Based on CMS inspection data, GARFIELD NEUROBEHAVIORAL CENTER has documented safety concerns. The facility has 1 substantiated abuse finding (meaning confirmed case of resident harm by staff or other residents). The facility has a 3-star overall rating and ranks #100 of 100 nursing homes in California. Families considering this facility should ask detailed questions about what corrective actions have been taken since these incidents.

Do Nurses at Garfield Neurobehavioral Center Stick Around?

Staff at GARFIELD NEUROBEHAVIORAL CENTER tend to stick around. With a turnover rate of 19%, the facility is 27 percentage points below the California average of 46%. Low turnover is a positive sign. It means caregivers have time to learn each resident's needs, medications, and personal preferences. Consistent staff also notice subtle changes in a resident's condition more quickly.

Was Garfield Neurobehavioral Center Ever Fined?

GARFIELD NEUROBEHAVIORAL CENTER has no federal fines on record.
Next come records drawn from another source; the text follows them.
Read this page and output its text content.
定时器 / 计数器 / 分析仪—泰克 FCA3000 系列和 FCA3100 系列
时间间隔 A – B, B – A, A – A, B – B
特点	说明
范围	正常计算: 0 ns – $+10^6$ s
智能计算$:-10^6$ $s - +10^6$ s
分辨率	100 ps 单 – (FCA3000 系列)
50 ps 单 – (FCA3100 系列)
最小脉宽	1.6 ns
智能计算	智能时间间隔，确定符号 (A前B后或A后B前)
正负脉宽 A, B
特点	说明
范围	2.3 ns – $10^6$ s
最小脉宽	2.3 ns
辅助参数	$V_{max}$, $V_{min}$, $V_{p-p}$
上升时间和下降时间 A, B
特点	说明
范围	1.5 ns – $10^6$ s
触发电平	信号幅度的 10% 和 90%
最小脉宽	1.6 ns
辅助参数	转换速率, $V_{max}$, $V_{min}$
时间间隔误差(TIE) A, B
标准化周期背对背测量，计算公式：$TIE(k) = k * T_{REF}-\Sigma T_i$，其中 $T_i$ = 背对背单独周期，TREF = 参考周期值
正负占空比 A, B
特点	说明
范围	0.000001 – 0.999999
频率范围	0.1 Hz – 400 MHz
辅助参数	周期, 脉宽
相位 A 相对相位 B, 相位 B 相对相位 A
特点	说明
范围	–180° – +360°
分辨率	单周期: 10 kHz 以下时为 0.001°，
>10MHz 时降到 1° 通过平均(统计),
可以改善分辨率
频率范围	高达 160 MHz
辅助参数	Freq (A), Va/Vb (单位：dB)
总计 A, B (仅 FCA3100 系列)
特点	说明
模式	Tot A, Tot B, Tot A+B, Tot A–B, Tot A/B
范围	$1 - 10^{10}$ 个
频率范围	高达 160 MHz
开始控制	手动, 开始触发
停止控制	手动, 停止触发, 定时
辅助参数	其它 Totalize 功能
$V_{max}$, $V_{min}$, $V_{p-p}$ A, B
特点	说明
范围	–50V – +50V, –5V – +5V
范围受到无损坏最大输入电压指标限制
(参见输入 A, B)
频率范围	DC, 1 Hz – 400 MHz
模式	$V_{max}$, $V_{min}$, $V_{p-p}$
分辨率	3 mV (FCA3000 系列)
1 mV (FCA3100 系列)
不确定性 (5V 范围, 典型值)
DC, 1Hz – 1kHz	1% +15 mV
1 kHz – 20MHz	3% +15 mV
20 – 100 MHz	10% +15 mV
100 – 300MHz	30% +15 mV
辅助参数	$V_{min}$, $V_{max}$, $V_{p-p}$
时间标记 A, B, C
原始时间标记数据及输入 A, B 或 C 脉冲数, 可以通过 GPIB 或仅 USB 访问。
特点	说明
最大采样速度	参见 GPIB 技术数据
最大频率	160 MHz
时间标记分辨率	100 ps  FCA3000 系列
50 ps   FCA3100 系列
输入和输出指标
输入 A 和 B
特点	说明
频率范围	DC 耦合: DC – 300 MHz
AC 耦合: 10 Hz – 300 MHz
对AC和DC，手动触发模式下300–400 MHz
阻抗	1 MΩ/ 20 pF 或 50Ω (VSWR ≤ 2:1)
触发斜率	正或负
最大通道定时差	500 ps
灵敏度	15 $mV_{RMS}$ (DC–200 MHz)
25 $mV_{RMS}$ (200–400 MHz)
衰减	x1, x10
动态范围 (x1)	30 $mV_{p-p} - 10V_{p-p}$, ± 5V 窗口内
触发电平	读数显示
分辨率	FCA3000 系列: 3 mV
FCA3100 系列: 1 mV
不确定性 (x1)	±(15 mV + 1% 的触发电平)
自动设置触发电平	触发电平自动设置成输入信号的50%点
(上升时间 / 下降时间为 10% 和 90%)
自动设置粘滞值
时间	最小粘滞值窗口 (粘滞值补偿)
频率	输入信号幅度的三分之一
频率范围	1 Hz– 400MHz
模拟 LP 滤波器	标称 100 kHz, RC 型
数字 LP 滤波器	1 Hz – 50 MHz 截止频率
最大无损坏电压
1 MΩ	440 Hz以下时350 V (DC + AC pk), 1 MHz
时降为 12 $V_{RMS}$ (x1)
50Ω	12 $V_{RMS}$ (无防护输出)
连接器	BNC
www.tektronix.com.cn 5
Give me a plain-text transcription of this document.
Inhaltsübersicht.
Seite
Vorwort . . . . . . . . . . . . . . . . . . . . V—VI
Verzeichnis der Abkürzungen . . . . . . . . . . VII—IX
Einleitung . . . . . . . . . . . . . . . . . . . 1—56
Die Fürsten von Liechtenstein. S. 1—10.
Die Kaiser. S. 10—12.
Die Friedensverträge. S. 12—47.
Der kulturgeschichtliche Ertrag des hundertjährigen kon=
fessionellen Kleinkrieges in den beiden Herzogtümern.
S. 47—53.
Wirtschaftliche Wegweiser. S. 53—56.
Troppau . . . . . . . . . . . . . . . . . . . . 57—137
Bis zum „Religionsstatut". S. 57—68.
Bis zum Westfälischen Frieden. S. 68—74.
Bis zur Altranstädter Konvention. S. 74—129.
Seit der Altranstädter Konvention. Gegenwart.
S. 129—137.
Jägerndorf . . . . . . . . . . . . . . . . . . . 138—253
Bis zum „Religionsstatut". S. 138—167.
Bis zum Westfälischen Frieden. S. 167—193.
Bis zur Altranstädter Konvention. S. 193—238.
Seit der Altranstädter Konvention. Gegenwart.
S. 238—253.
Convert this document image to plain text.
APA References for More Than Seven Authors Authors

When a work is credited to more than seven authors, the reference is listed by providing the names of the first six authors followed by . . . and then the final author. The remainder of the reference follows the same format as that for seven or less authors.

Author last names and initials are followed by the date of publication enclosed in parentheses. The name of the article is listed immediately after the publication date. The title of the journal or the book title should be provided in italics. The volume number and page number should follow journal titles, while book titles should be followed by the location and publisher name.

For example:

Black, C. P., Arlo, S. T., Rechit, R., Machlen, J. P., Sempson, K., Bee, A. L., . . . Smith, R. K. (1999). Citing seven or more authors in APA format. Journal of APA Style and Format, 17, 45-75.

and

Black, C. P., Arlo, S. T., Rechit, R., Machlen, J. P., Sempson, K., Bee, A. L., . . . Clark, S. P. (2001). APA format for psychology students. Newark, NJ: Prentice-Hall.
CMS issues fines when nursing homes fail to meet care standards or don't correct problems found during inspections. The absence of fines suggests the facility has either maintained compliance or corrected any issues before penalties were assessed. This is a positive indicator, though families should still review recent inspection reports for the full picture.

Is Garfield Neurobehavioral Center on Any Federal Watch List?

GARFIELD NEUROBEHAVIORAL CENTER is not on any federal watch list. The most significant is the Special Focus Facility (SFF) program, which identifies the bottom 1% of nursing homes nationally based on persistent, serious quality problems. Not being on this list means the facility has avoided the pattern of deficiencies that triggers enhanced federal oversight. This is a positive indicator, though families should still review the facility's inspection history directly.